The old camera was limited to a shutter speed of 1/50th of a second, too slow to do much with action shots. Worse, it had a light leak in the bellows that caused me no end of grief — beautiful shots were often ruined by streaks of white in critical places. But it was all I had with which to record the steam action of various Michigan lines and then the railroads of central Illinois, where we moved in 1954. Finally, around 1957, I acquired my first 35mm camera and was able to photograph some late steam activity in the Midwest and West in both black-and-white film and color transparencies.

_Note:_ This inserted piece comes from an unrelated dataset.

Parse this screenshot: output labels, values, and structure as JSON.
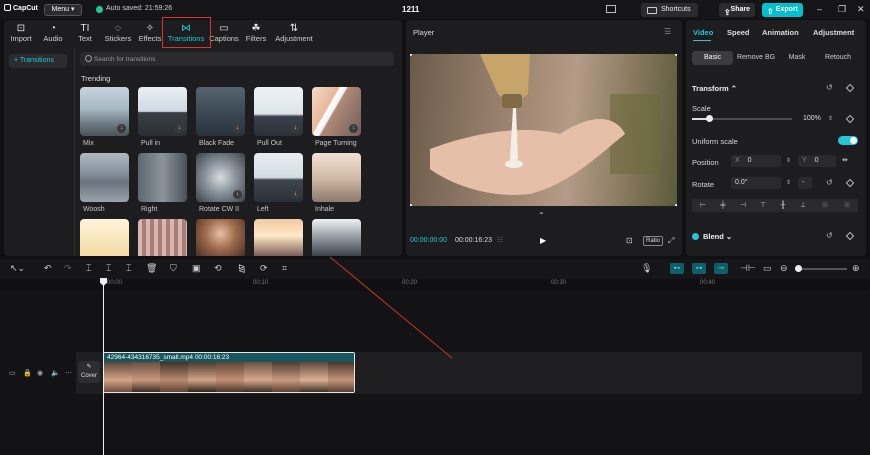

My brother David continued to pursue his train-photography efforts and now boasts a good video collection of his own work. As for Dad, after retirement from the faculty of Illinois Wesleyan University he became the founding president of the Central Illinois Railroad Club, and in 1966 was one of three who signed the incorporation papers for what became the Monticello Railway Museum. But I stopped photographing trains regularly after college. Except for a few short lines using smaller locomotives, the era of steam power in revenue service was over by the onset of the 1960s. Diesels never had much fascination for me, though a few that I photographed in my heyday turn out to be collectors' items now. I went into biblical and theological studies and developed other priorities. But the archive of my 1950s train-photography career remains for you and me to enjoy.